Decidí organizar una comida para que María conociera a mi familia. Mi relación con ellos había mejorado, aunque algunas heridas no cicatrizan tan fácilmente. Mejor dicho: no cicatrizan nunca.
Pedimos permiso en la residencia para que dejaran salir a mi madre y la recogí al mediodía. Nos sentamos a comer a las dos. María parecía entenderse bien con ella, aunque se sentó en el otro extremo de la mesa. Con mis hermanas y mi padre la conversación fluía a trompicones, y la tensión soterrada era asfixiante. Estábamos a punto de sacar los postres cuando mi madre derramó mi copa de vino. Rompió la parte de arriba y dejó una mancha en el mantel. Entonces se desató la tormenta.
María se levantó refunfuñando y fue corriendo a la cocina a por un trapo. A la vuelta, mi hermana Remedios le pidió que se tranquilizara un poco, lo cual le enfadó todavía más.

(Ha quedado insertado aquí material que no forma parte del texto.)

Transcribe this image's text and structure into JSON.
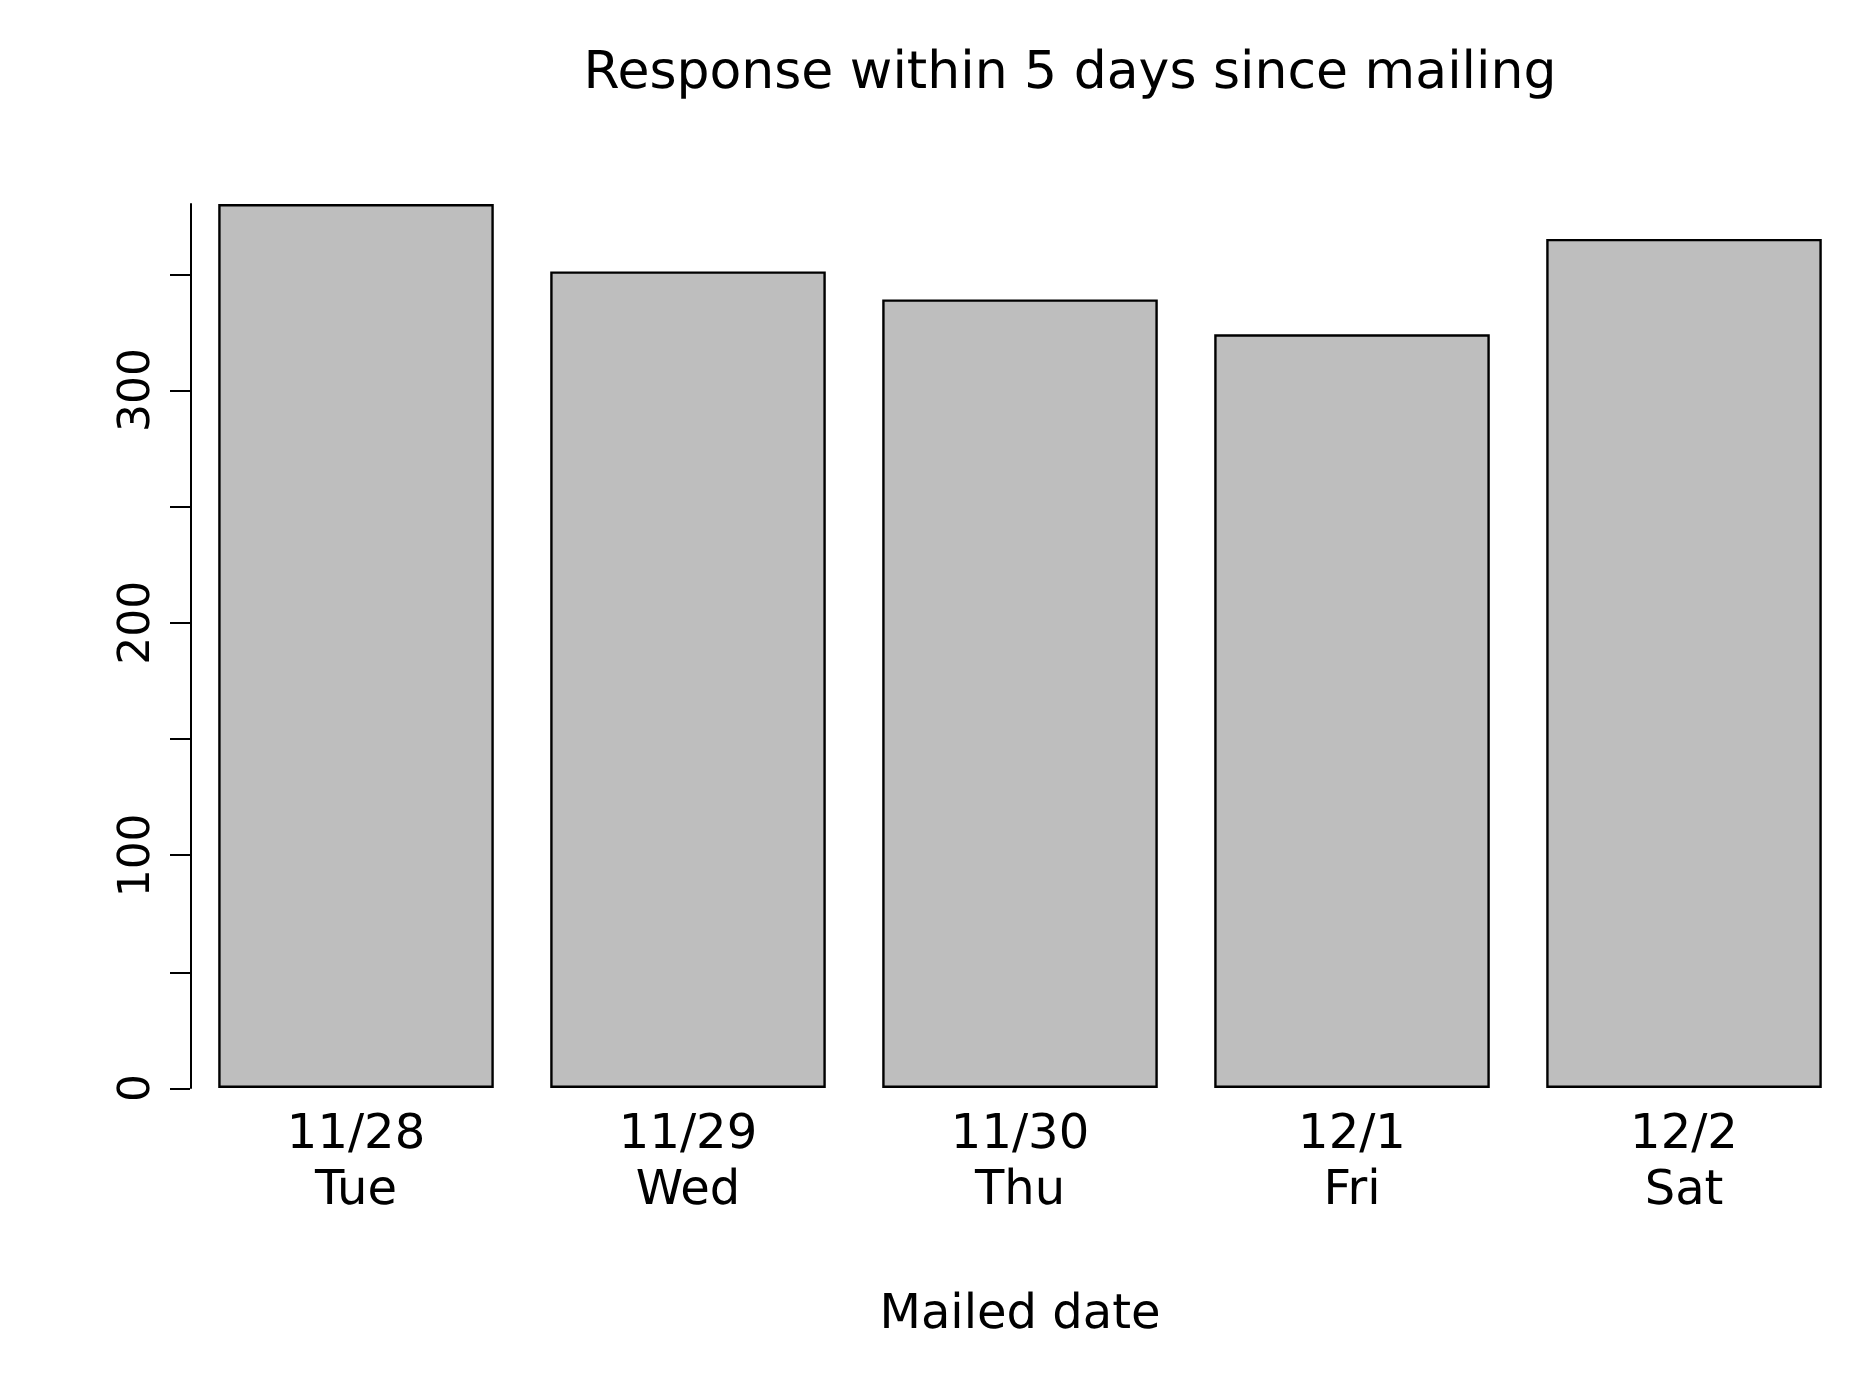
{
  "chart_data": {
    "type": "bar",
    "title": "Response within 5 days since mailing",
    "xlabel": "Mailed date",
    "categories": [
      "11/28\nTue",
      "11/29\nWed",
      "11/30\nThu",
      "12/1\nFri",
      "12/2\nSat"
    ],
    "values": [
      380,
      351,
      339,
      324,
      365
    ],
    "color": "#bebebe",
    "ylim": [
      0,
      380
    ],
    "yticks": [
      0,
      {
        "value": 50,
        "label": null
      },
      100,
      {
        "value": 150,
        "label": null
      },
      200,
      {
        "value": 250,
        "label": null
      },
      300,
      {
        "value": 350,
        "label": null
      }
    ],
    "grid": false
  }
}
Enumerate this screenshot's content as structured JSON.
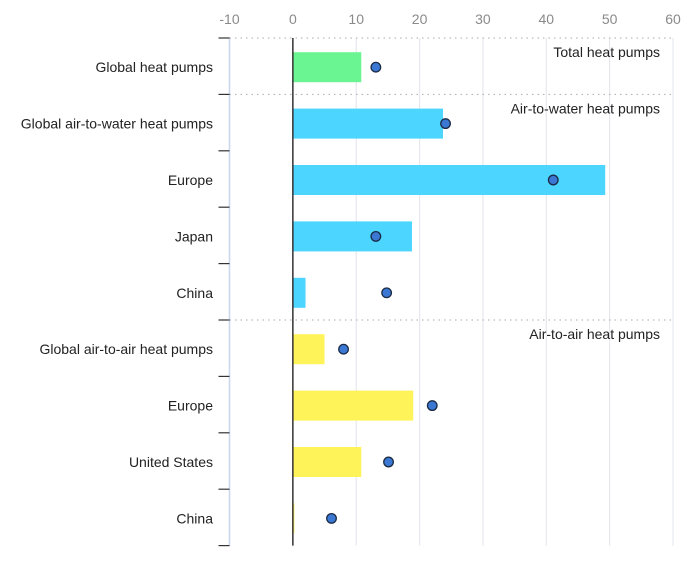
{
  "chart_data": {
    "type": "bar",
    "orientation": "horizontal",
    "xlim": [
      -10,
      60
    ],
    "x_ticks": [
      "-10",
      "0",
      "10",
      "20",
      "30",
      "40",
      "50",
      "60"
    ],
    "grid": true,
    "categories": [
      "Global heat pumps",
      "Global air-to-water heat pumps",
      "Europe",
      "Japan",
      "China",
      "Global air-to-air heat pumps",
      "Europe",
      "United States",
      "China"
    ],
    "groups": [
      {
        "label": "Total heat pumps",
        "start": 0
      },
      {
        "label": "Air-to-water heat pumps",
        "start": 1
      },
      {
        "label": "Air-to-air heat pumps",
        "start": 5
      }
    ],
    "bar_colors": [
      "#6af592",
      "#4bd5ff",
      "#4bd5ff",
      "#4bd5ff",
      "#4bd5ff",
      "#fff35a",
      "#fff35a",
      "#fff35a",
      "#fff35a"
    ],
    "series": [
      {
        "type": "bar",
        "values": [
          10.8,
          23.7,
          49.3,
          18.8,
          2.0,
          5.0,
          19.0,
          10.8,
          0.2
        ]
      },
      {
        "type": "scatter",
        "color": "#3a78d4",
        "values": [
          13.1,
          24.1,
          41.1,
          13.1,
          14.8,
          8.0,
          22.0,
          15.1,
          6.1
        ]
      }
    ]
  }
}
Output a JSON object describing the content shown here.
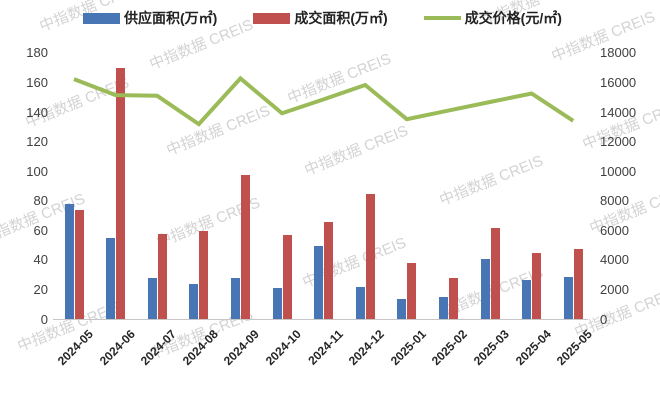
{
  "chart_data": {
    "type": "bar+line combo",
    "categories": [
      "2024-05",
      "2024-06",
      "2024-07",
      "2024-08",
      "2024-09",
      "2024-10",
      "2024-11",
      "2024-12",
      "2025-01",
      "2025-02",
      "2025-03",
      "2025-04",
      "2025-05"
    ],
    "series": [
      {
        "name": "供应面积(万㎡)",
        "type": "bar",
        "axis": "left",
        "color": "#4876B4",
        "values": [
          78,
          55,
          28,
          24,
          28,
          21,
          50,
          22,
          14,
          15,
          41,
          27,
          29
        ]
      },
      {
        "name": "成交面积(万㎡)",
        "type": "bar",
        "axis": "left",
        "color": "#C0504D",
        "values": [
          74,
          170,
          58,
          60,
          98,
          57,
          66,
          85,
          38,
          28,
          62,
          45,
          48
        ]
      },
      {
        "name": "成交价格(元/㎡)",
        "type": "line",
        "axis": "right",
        "color": "#9BBB59",
        "values": [
          16260,
          15180,
          15130,
          13220,
          16310,
          13950,
          14890,
          15860,
          13550,
          14130,
          14710,
          15290,
          13440
        ]
      }
    ],
    "left_axis": {
      "min": 0,
      "max": 180,
      "step": 20,
      "ticks": [
        0,
        20,
        40,
        60,
        80,
        100,
        120,
        140,
        160,
        180
      ]
    },
    "right_axis": {
      "min": 0,
      "max": 18000,
      "step": 2000,
      "ticks": [
        0,
        2000,
        4000,
        6000,
        8000,
        10000,
        12000,
        14000,
        16000,
        18000
      ]
    },
    "grid": "off",
    "legend_position": "top",
    "title": ""
  },
  "watermark": {
    "text": "中指数据 CREIS"
  },
  "colors": {
    "supply_bar": "#4876B4",
    "transaction_bar": "#C0504D",
    "price_line": "#9BBB59",
    "axis_text": "#404040",
    "axis_line": "#c6c6c6",
    "watermark": "#d3d3d3"
  }
}
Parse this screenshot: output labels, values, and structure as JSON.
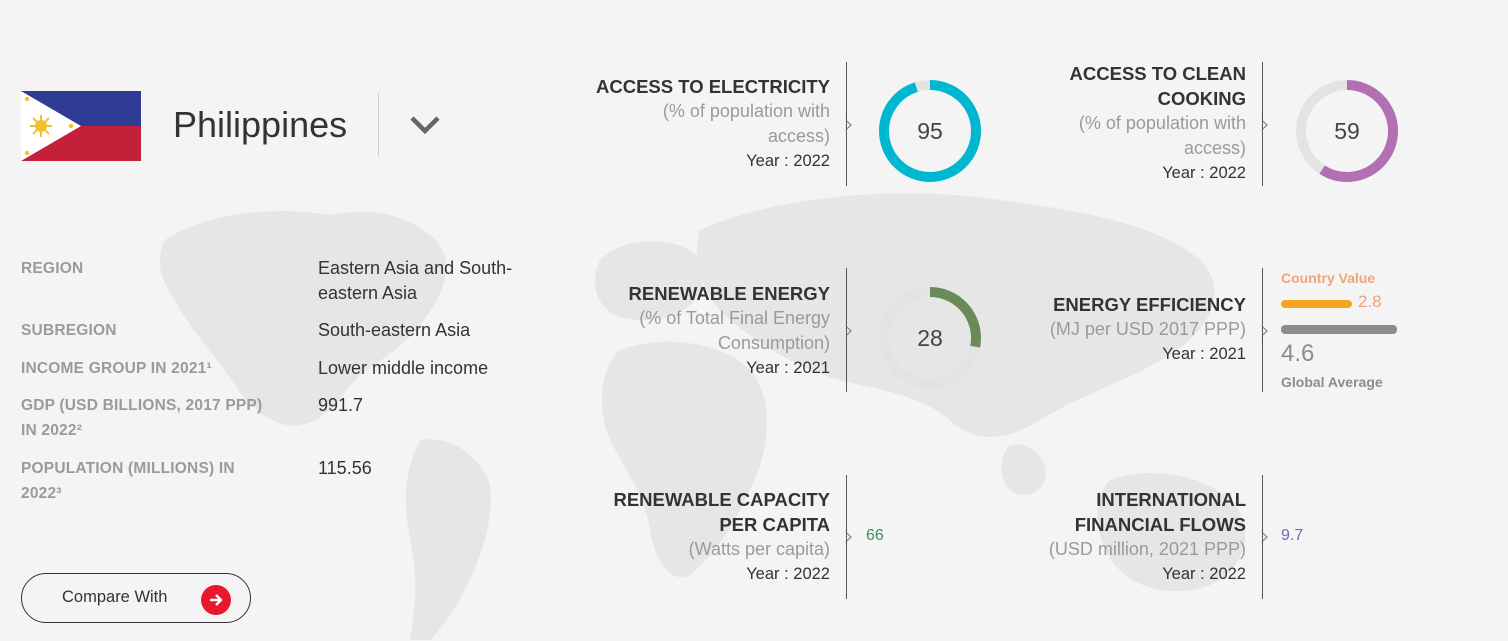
{
  "header": {
    "country": "Philippines"
  },
  "info": {
    "rows": [
      {
        "label_lines": [
          "REGION"
        ],
        "value_lines": [
          "Eastern Asia and South-",
          "eastern Asia"
        ]
      },
      {
        "label_lines": [
          "SUBREGION"
        ],
        "value_lines": [
          "South-eastern Asia"
        ]
      },
      {
        "label_lines": [
          "INCOME GROUP IN 2021¹"
        ],
        "value_lines": [
          "Lower middle income"
        ]
      },
      {
        "label_lines": [
          "GDP (USD BILLIONS, 2017 PPP)",
          "IN 2022²"
        ],
        "value_lines": [
          "991.7"
        ]
      },
      {
        "label_lines": [
          "POPULATION (MILLIONS) IN",
          "2022³"
        ],
        "value_lines": [
          "115.56"
        ]
      }
    ]
  },
  "compare_button": {
    "label": "Compare With"
  },
  "metrics": {
    "electricity": {
      "title_lines": [
        "ACCESS TO ELECTRICITY"
      ],
      "unit_lines": [
        "(% of population with",
        "access)"
      ],
      "year": "Year : 2022",
      "value": "95",
      "percent": 95,
      "color": "#00b7d1"
    },
    "clean_cooking": {
      "title_lines": [
        "ACCESS TO CLEAN",
        "COOKING"
      ],
      "unit_lines": [
        "(% of population with",
        "access)"
      ],
      "year": "Year : 2022",
      "value": "59",
      "percent": 59,
      "color": "#b26fb4"
    },
    "renewable_energy": {
      "title_lines": [
        "RENEWABLE ENERGY"
      ],
      "unit_lines": [
        "(% of Total Final Energy",
        "Consumption)"
      ],
      "year": "Year : 2021",
      "value": "28",
      "percent": 28,
      "color": "#6a8a5a"
    },
    "energy_efficiency": {
      "title_lines": [
        "ENERGY EFFICIENCY"
      ],
      "unit_lines": [
        "(MJ per USD 2017 PPP)"
      ],
      "year": "Year : 2021",
      "country_value_label": "Country Value",
      "country_value": 2.8,
      "country_value_text": "2.8",
      "global_average": 4.6,
      "global_average_text": "4.6",
      "global_average_label": "Global Average"
    },
    "renewable_capacity": {
      "title_lines": [
        "RENEWABLE CAPACITY",
        "PER CAPITA"
      ],
      "unit_lines": [
        "(Watts per capita)"
      ],
      "year": "Year : 2022",
      "value": "66",
      "color": "#3f8f55"
    },
    "financial_flows": {
      "title_lines": [
        "INTERNATIONAL",
        "FINANCIAL FLOWS"
      ],
      "unit_lines": [
        "(USD million, 2021 PPP)"
      ],
      "year": "Year : 2022",
      "value": "9.7",
      "color": "#6a6fb0"
    }
  }
}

María le respondió que, si hubiera prestado atención a mi madre mientras comía, no le habría manchado el mantel nuevo, pero que igual eso era mucho pedir.
Mi madre permanecía sentada, con los brazos quietos sobre el regazo. Aparté su silla de la mesa y le cogí de la mano. Le sangraba un poco el dedo y estaba muy tensa. Mi familia se había puesto a gritar. María me fulminó con la mirada al ver que me apartaba con mi madre. Hay miradas que lo dicen todo.
Dejé a mi madre en el sofá y eché mano del botiquín. Me senté junto a ella, le apoyé la mano sobre una gasa y le eché un poco de alcohol en la herida.
–Tú no tienes la culpa, mamá –le dije.
Se escuchaban los gritos desde el salón. Corté una tirita y se la puse a mi madre en el dedo. Me miró a los ojos, apretó los labios y tragó saliva.
–Tú no tienes la culpa de lo que ha pasado, así que no les hagas caso.
Miró hacia el asiento libre del tresillo. Allí estaba él. Yo no lo veía, pero mi madre sí.
–Va a seguir apareciendo, mamá, a mí también se me aparece todavía.
Le coloqué la mano en la barbilla y atraje su cara hacia mí con suavidad.
–Cada vez que se aparezca, yo estaré aquí para recordarte que tú no tienes la culpa, ¿vale? Te lo seguiré recordando todas las veces que haga falta. Yo sé que en el fondo me entiendes, ¿a que sí? Dame un beso, anda. Así. Te quiero mucho, ¿sabes? Te quiero más que a nadie, mamá. Más que a nadie.